2.Davalı- karşı davacı kadın vekili katılma yoluyla temyiz dilekçesinde özetle; hükmedilen nafaka miktarlarının az olduğunu ileri sürerek; nafakaların miktarı yönünden kararın bozulmasına karar verilmesini talep etmiştir.
C. Gerekçe
1. Uyuşmazlık ve Hukuki Nitelendirme
Uyuşmazlık; taraflarca açılan karşılıklı boşanma davasında kusurun kimden kaynaklandığı, kadının davasının da kabulüne karar verilmesinin ve kadın lehine tazminatlara ve nafakalara hükmedilmesinin, nafakaların ve tazminatların miktarının dosya kapsamına uygun olup olmadığı noktasında toplanmaktadır.
2. İlgili Hukuk
6100 sayılı Hukuk Muhakemeleri Kanunu'nun (6100 sayılı Kanun) 369 uncu maddesinin birinci fıkrası ile 370 ve 371 inci maddeleri; 4721 sayılı Türk Medeni Kanunu’nun (4721 sayılı Kanun) 4 üncü maddesi, 166 ncı maddesinin birinci fıkrası, 169 uncu, 174 üncü ve 175 inci maddesi; 6098 sayılı Türk Borçlar Kanunu'nun 50 nci ve 51 inci maddeleri.
3. Değerlendirme
1.Bölge adliye mahkemelerinin nihai kararlarının bozulması 6100 sayılı Kanun'un 371 inci maddesinde yer alan sebeplerden birinin varlığı hâlinde mümkündür.

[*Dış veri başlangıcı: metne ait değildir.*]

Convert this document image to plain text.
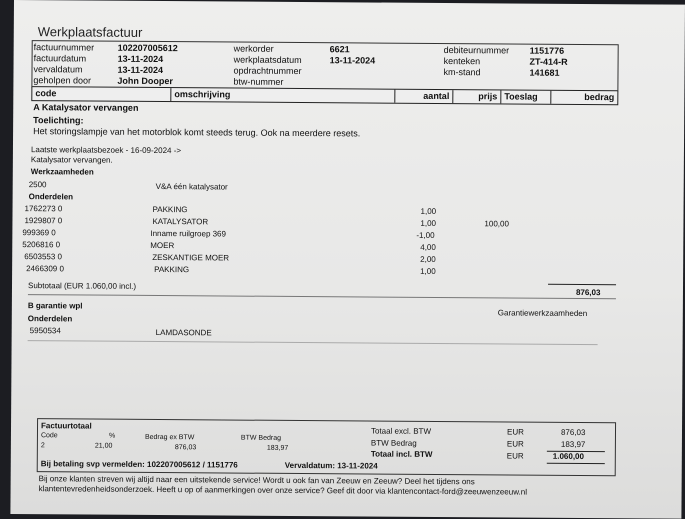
Werkplaatsfactuur
factuurnummer	102207005612	werkorder	6621	debiteurnummer 1151776
factuurdatum	13-11-2024	werkplaatsdatum	13-11-2024	kenteken	ZT-414-R
vervaldatum	13-11-2024	opdrachtnummer	km-stand	141681
geholpen door	John Dooper	btw-nummer
code	omschrijving	aantal	prijs Toeslag	bedrag
A Katalysator vervangen
Toelichting:
Het storingslampje van het motorblok komt steeds terug. Ook na meerdere resets.
Laatste werkplaatsbezoek - 16-09-2024 ->
Katalysator vervangen.
Werkzaamheden
2500	V&A één katalysator
Onderdelen
1762273 0	PAKKING	1,00
1929807 0	KATALYSATOR	1,00	100,00
999369 0	Inname ruilgroep 369	-1,00
5206816 0	MOER	4,00
6503553 0	ZESKANTIGE MOER	2,00
2466309 0	PAKKING	1,00
Subtotaal (EUR 1.060,00 incl.)
876,03
B garantie wpl
Garantiewerkzaamheden
Onderdelen
5950534	LAMDASONDE
Factuurtotaal
Code	%	Bedrag ex BTW	BTW Bedrag
2	21,00	876,03	183,97
Totaal excl. BTW	EUR	876,03
BTW Bedrag	EUR	183,97
Totaal incl. BTW	EUR	1.060,00
Bij betaling svp vermelden: 102207005612 / 1151776	Vervaldatum: 13-11-2024
Bij onze klanten streven wij altijd naar een uitstekende service! Wordt u ook fan van Zeeuw en Zeeuw? Deel het tijdens ons
klantentevredenheidsonderzoek. Heeft u op of aanmerkingen over onze service? Geef dit door via klantencontact-ford@zeeuwenzeeuw.nl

2. Temyizen ..., tarafların karşılıklı iddia ve savunmalarına, dayandıkları belgelere, uyuşmazlığa uygulanması gereken hukuk kuralları ile hukuki ilişkinin nitelendirilmesine, dava şartlarına, yargılama ve ispat kuralları ile kararda belirtilen gerekçelere ve özellikle kadının erkeği eniştesi ile kıyaslamak sureti ile rencide ettiği gerçekleşmiş ise de boşanmaya sebebiyet veren olaylarda yine de erkeğin ağır kusurlu olduğunun anlaşılmasına göre usul ve kanuna uygun olup taraf vekillerince temyiz dilekçesinde ileri sürülen nedenler kararın bozulmasını gerektirecek nitelikte görülmemiştir.
VI. KARAR
Açıklanan sebeple;
Temyiz olunan Bölge Adliye Mahkemesi kararının 6100 sayılı Kanun'un 370 inci maddesinin birinci fıkrası uyarınca ONANMASINA,
Aşağıda yazılı temyiz giderinin temyiz edenlere yükletilmesine,
Dosyanın İlk Derece Mahkemesine, kararın bir örneğinin Bölge Adliye Mahkemesine gönderilmesine,
01.11.2023 tarihinde oy birliğiyle karar verildi.